Frank chuckled. “That sounds about right, my house was usually full to bursting with people always coming and going and now it’s rather empty since my children grew up.”
“Well feel free to stop by, I think we live around the block. We’ll talk more when we see you here next, but we better get going. Good-bye,” the father added in as they turned to leave, but Amelia jumped up and gave Frank a hug and a kiss on the cheek before leaving.
“Good-bye, Frank!” she called as they left.
“Good-bye, Amelia” he replied.
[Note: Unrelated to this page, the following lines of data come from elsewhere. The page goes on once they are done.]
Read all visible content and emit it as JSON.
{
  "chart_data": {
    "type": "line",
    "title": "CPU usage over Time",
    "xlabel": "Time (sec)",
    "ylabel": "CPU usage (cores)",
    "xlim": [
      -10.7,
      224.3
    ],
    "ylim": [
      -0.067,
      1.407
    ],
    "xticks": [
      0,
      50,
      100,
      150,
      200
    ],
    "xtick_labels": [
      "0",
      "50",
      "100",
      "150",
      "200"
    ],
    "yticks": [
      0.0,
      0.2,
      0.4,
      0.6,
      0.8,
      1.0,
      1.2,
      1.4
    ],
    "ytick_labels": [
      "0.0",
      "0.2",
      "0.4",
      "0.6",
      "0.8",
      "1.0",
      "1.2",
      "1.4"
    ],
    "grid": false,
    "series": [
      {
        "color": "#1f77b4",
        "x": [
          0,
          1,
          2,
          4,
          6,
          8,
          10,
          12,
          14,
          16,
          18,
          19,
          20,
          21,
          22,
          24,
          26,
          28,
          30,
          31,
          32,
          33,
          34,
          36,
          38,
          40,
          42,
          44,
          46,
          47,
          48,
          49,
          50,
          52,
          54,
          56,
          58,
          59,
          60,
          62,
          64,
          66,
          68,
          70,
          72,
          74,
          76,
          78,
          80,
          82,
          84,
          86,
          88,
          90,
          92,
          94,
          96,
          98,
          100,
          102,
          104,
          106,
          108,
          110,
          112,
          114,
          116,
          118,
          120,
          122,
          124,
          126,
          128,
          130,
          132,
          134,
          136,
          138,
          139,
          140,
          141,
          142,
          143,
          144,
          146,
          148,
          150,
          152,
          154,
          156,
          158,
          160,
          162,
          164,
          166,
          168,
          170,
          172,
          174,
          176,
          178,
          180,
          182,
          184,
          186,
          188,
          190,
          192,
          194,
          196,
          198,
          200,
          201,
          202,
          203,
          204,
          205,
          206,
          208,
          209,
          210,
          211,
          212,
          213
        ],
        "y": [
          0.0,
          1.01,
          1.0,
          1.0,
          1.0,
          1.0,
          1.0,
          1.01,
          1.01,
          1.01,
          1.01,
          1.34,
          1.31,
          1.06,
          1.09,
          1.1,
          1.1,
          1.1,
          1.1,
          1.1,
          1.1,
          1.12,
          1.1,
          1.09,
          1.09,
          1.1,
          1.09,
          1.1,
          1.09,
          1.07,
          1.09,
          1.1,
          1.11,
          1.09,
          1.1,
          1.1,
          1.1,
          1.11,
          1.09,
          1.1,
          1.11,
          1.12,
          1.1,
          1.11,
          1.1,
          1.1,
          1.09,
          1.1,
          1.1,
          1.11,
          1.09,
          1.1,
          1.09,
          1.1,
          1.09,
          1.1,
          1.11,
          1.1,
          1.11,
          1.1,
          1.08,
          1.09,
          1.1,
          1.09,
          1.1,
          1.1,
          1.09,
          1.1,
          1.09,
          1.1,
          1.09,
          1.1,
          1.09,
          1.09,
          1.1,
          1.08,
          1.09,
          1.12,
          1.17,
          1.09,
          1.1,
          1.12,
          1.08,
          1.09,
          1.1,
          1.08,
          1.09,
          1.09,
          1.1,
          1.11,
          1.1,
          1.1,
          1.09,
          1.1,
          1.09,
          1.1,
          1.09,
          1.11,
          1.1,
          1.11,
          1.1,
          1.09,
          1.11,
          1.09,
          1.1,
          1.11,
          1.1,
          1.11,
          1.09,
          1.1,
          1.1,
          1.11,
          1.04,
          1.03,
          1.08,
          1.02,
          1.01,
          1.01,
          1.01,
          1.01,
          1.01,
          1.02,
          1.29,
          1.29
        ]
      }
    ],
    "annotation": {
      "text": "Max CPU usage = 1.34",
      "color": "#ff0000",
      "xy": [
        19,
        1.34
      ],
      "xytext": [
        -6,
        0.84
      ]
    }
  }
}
Frank watched them leave before getting up and finishing his walk, all the while thinking that maybe there was something left for him to do with his life after all. And maybe, just maybe, the snow wasn’t as bad as he thought it might have been. Frank laughed as he looked toward the sea of clouds separated with patches of pale blue sky. Carol had been right, even though she and his children were gone, there was no reason to stop living just yet.